Why does int(maxint) give a long, but int(int(maxint)) give an int? Is this a NumPy bug?

Question

Pretty self-explanatory (I'm on Windows):

>>> import sys, numpy
>>> a = numpy.int_(sys.maxint)
>>> int(a).__class__
<type 'long'>
>>> int(int(a)).__class__
<type 'int'>

Why does calling int once give me a long, whereas calling it twice gives me an int?

Is this a bug or a feature?

Answer 1

This question is specific to Numpy and Python 2. In Python 3 there are no separate int and long types.

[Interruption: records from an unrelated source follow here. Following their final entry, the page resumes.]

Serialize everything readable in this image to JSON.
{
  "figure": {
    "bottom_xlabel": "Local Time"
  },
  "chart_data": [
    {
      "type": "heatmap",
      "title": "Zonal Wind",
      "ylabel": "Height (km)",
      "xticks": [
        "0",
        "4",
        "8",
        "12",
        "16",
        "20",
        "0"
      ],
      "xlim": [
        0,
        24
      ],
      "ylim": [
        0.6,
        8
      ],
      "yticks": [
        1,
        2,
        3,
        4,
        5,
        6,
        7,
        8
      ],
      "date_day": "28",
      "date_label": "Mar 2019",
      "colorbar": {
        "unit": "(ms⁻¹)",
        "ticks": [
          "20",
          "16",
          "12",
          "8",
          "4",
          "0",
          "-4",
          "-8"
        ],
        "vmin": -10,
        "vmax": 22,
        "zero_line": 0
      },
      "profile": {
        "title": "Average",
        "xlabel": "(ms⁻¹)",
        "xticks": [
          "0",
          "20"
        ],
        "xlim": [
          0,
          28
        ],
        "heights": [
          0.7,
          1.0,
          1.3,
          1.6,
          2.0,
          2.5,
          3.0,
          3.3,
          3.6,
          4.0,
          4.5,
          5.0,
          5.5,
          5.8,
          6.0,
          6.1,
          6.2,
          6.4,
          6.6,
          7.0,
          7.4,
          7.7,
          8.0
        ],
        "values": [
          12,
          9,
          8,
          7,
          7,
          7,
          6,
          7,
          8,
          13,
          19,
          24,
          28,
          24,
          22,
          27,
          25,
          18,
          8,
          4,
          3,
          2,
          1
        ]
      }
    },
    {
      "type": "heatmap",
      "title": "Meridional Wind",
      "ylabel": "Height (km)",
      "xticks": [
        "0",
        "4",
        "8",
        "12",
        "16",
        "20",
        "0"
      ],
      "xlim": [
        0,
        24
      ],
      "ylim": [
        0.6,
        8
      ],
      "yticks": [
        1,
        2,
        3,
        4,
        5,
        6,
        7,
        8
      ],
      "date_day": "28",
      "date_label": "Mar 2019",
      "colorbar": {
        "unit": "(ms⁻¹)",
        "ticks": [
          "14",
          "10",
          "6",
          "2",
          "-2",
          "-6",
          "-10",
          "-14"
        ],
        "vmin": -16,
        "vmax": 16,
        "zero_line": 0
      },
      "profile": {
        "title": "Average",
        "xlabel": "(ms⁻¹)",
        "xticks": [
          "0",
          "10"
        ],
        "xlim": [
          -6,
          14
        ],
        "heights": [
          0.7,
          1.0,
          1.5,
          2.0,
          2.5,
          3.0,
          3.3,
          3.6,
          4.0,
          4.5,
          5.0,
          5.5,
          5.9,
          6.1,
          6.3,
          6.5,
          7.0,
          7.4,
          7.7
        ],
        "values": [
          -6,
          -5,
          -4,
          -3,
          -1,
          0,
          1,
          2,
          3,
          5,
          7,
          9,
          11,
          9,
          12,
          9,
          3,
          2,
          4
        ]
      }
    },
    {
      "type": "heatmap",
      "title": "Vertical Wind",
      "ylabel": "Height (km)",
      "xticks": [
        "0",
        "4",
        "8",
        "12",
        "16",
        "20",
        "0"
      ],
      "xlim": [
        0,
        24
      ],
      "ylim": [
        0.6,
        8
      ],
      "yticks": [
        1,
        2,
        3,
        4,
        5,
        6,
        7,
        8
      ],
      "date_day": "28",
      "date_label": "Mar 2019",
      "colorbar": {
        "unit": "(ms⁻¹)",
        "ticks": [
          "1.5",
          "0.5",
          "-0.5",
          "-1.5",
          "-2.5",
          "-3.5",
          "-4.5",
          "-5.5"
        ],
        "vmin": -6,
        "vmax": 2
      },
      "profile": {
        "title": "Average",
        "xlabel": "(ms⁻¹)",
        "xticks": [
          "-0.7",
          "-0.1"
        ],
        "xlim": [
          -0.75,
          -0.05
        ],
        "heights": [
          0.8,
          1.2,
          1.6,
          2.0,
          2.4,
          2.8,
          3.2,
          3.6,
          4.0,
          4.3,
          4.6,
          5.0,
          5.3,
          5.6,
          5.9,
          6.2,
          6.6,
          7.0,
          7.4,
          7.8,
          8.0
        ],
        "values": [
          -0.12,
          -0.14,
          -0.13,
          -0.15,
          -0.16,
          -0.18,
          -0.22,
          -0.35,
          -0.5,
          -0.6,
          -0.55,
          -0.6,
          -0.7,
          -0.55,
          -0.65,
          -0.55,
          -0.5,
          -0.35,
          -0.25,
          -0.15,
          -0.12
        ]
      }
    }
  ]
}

The behaviour happens due to an off-by-one error in numpy. int(x) with one argument converts x to number by calling PyNumber_Int(x). PyNumber_Int then specifically takes the path for int subclasses, as int64 returned by numpy.int_ is a subclass of int:

m = o->ob_type->tp_as_number;
if (m && m->nb_int) { /* This should include subclasses of int */
    /* Classic classes always take this branch. */
    PyObject *res = m->nb_int(o);
    if (res && (!PyInt_Check(res) && !PyLong_Check(res))) {
        PyErr_Format(PyExc_TypeError,
                     "__int__ returned non-int (type %.200s)",
                     res->ob_type->tp_name);
        Py_DECREF(res);
        return NULL;
    }
    return res;
}

Now, for this code calls a->ob_type->tp_as_number->nb_int, which is implemented in numpy/core/src/umath/scalarmath.c.src. This is the location for code that is parametrized for different types; this one for <typename>_int method that is used to fill the nb_int method slot. It has the following off-by one if there:

if(LONG_MIN < x && x < LONG_MAX)
    return PyInt_FromLong(x);

both operators should be <= instead. With < there, neither LONG_MIN nor LONG_MAX pass the condition and they're instead are converted into a PyLong at line 1432:

return @func@(x);

with @func@ being replaced by PyLong_FromLongLong in the case of int_. Thus, long(sys.maxint) is returned.

Now, as the sys.maxint is still representable by int, int(long(sys.maxint)) returns an int; likewise int(sys.maxint + 1) returns a long.